Performer Martha Janus, an administrative assistant in the Office of the Registrar, appreciates learning the history of the music from Galiè — which, she says, enhances her performance. “I love listening to Kevin's stories about the composers and arrangers of the music we sing; he provides a context which helps me better relate to the music, and I think that influences my performance of it,” she says.
Vibrant musical community
The chorale fills a unique role on campus, De Fazio says: It’s a concert chorus that singers may join without audition, which helps attract new members. Chorale performer Emily Fay says “the music is fun; it's challenging enough to be interesting, but not so challenging that it scared me away, even though I haven't sung in a choir for several years.”
“The chorale’s members are not only serious about making music, but are also serious about establishing a sense of community as they set about the joyous activity of singing,” De Fazio says.
Contributing to the group’s community spirit is its diversity among members, De Fazio says. “The international nature of the group — with its members hailing from more than a dozen countries during any given semester — has contributed to long-lasting, even hemisphere-spanning friendships,” she says.
Additionally, participants span a wide age range, De Fazio says.
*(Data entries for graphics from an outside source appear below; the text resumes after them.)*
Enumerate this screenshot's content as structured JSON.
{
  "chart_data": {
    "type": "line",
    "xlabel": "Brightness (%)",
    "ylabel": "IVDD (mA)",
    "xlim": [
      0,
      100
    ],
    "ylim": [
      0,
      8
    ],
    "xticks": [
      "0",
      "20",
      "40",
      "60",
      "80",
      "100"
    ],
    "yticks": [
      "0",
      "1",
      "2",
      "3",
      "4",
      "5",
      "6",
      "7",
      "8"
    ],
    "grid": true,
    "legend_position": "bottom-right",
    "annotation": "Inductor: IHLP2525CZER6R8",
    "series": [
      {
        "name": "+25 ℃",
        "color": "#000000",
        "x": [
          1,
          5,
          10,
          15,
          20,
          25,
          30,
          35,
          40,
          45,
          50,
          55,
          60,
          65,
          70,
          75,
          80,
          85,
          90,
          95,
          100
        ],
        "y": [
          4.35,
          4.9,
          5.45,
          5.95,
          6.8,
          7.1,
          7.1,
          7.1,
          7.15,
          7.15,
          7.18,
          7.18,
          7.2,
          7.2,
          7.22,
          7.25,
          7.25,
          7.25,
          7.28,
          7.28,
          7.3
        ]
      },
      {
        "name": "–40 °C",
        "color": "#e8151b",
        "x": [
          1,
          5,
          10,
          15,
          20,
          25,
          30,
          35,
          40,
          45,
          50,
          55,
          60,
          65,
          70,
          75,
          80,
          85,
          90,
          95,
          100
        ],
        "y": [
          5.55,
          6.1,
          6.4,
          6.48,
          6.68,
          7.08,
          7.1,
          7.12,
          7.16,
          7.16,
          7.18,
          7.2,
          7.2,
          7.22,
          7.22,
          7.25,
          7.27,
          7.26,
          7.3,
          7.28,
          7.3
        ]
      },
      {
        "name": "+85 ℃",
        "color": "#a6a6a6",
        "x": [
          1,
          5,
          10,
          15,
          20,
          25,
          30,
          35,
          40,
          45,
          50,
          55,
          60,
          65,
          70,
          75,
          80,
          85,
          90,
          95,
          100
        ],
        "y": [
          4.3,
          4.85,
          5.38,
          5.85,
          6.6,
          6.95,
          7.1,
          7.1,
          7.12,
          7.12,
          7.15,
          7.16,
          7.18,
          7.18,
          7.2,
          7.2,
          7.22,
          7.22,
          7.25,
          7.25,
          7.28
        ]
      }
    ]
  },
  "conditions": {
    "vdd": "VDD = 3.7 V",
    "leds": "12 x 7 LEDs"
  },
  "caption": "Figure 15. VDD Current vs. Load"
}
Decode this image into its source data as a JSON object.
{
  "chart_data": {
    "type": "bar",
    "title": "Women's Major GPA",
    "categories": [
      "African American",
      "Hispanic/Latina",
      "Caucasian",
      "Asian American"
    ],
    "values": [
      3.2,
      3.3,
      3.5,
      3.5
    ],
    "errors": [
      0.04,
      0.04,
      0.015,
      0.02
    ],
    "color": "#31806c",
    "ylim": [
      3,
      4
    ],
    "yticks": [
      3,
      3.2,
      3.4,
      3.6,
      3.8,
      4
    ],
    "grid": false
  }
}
Current members range from their teens through their 70s, with some of the older members having sung with the group for decades.
“Uniting women of all ages around the common language of music, has, over the decades, promoted a special sense of community among our members,” says Jane Howard, the wife of a retired MIT staff member, who’s been singing with the chorale for 47 years.
Elaine Shapiro SM ’12, who sang in the chorus as an MIT student — and now as a busy professional — says she enjoys learning from the veteran singers. “I really enjoy being a part of a group with so much history at MIT,” she says. “It's fun to hear stories of life in the chorale and at MIT 40 years ago from members who have been a part of these communities for as many years.”
Grateful to have a place to set aside the stresses of her MIT doctoral studies for two hours a week, Carla Perez-Maritinez ’11 says, “I feel cared for by other members of the chorale, and we always have fun.”